A number of potential limitations may have affected the validity of our results. Mostly in terms of possible publication and selection biases as a result of having more strict inclusion criteria for one group of studies compared to the other. Despite the efforts to identify all relevant studies, it is possible that some may have been missed. Furthermore, because studies considered for inclusion were English language only, further data might have been excluded.

In spite of these limitations, the main strength of this study is that it assessed two multi-level models that researchers rarely have a chance to apply in research. This paper has outlined how these models have been implemented.


This review presented information on two multi-level prevention models, the SEM and TTI regarding screening and vaccination. The findings obtained in this review pointed to some general conclusions about the extent that screening and vaccination as determined by the SEM and TTI are different. In general, the theoretical constructs, concepts and composition of the models are similar and the main difference is in structure and variable interaction. Additionally, the TTI is more specific to its application, compared to the SEM which tends to be more flexible.

This review has identified key considerations for potentially successful prevention programs. Since the SEM and TTI are similar in composition, the following points can be considered when selecting a model:

  1. 1.

    Information: If you think it is essential to divide the information you obtain into levels of causation then the TTI is best. The SEM does not consider levels of causation. Consider depth of the information you want.

  2. 2.

    Target group: The SEM differentiates the levels of society compared to the TTI that combines the higher levels of society into one group. Consider who you want information from.

  3. 3.

    Availability of information: In general, studies that lacked adequate information failed to conceptualize the TTI. Consider how much information is available to you and ease of obtaining the data.

  4. 4.

    Resources: If you have adequate resources and time to conduct a longitudinal study, then the TTI would be a good option for research. Longitudinal studies have been proven to be more effective for research applying the TTI compared to cross-sectional studies. Consider the resources and time you have for the research.
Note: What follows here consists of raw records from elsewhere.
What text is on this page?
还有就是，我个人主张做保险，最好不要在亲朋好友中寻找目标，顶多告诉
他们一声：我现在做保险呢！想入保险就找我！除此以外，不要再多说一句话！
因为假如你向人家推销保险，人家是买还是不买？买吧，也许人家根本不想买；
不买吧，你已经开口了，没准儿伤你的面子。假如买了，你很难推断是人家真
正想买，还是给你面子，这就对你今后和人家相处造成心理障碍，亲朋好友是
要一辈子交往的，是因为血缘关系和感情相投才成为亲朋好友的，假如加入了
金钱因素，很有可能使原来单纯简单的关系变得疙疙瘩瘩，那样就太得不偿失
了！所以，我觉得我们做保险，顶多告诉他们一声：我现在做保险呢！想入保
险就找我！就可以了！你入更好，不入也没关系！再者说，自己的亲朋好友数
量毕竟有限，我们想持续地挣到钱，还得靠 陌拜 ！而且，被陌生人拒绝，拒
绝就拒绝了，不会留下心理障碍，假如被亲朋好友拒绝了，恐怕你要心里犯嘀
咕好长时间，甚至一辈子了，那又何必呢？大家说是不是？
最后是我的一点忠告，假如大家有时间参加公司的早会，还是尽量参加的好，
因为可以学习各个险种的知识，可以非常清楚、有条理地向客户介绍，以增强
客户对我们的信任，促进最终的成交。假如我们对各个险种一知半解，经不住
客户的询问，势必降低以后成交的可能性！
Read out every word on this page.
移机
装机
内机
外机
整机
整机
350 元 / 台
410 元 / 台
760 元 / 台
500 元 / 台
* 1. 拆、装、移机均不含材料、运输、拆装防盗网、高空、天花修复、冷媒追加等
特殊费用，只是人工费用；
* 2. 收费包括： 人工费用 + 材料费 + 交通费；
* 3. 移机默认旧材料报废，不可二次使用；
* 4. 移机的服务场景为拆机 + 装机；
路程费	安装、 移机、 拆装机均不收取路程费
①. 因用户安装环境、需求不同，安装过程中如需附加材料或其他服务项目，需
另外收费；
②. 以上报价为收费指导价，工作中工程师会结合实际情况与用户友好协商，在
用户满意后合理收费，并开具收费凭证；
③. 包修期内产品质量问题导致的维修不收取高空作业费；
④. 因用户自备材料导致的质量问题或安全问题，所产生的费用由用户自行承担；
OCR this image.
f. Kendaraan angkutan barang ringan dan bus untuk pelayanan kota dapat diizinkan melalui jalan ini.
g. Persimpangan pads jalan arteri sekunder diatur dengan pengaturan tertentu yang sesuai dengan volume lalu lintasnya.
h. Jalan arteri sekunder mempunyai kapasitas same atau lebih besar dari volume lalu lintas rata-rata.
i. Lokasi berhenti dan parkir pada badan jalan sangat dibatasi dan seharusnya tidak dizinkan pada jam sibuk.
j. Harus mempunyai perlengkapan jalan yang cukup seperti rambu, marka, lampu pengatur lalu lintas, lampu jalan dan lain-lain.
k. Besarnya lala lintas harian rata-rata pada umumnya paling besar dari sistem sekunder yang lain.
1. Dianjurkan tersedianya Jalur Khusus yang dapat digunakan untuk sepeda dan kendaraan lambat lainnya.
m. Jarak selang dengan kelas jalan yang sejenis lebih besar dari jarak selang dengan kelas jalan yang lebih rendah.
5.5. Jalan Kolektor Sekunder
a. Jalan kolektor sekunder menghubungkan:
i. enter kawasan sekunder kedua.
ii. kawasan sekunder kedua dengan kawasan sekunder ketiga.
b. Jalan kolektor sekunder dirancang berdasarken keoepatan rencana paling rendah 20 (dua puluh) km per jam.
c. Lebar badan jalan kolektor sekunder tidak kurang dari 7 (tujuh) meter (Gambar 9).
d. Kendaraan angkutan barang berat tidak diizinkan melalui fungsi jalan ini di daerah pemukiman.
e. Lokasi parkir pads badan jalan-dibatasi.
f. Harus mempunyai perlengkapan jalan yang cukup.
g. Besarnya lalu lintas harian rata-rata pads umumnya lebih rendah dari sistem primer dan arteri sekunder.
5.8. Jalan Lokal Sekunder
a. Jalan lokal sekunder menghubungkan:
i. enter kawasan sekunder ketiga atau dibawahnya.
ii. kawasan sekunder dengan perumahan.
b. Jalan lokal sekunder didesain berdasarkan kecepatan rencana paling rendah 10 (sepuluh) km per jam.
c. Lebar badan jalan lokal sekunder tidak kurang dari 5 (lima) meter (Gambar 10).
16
Finally, when it comes to effectiveness, the SEM appears to be effective for screening and vaccination studies. Perhaps this is due to the fact that it has been applied more in prevention method studies compared to the TTI. Notwithstanding that many authors claim that the model they applied (either SEM of TTI) was effective, the empirical basis of such conclusions is inadequately explained in the articles we studied. In many studies, information about data collection, sampling, and data analysis were at best incomplete and often even lacking. These findings highlight the emerging nature of this research area and the need for more research to be conducted.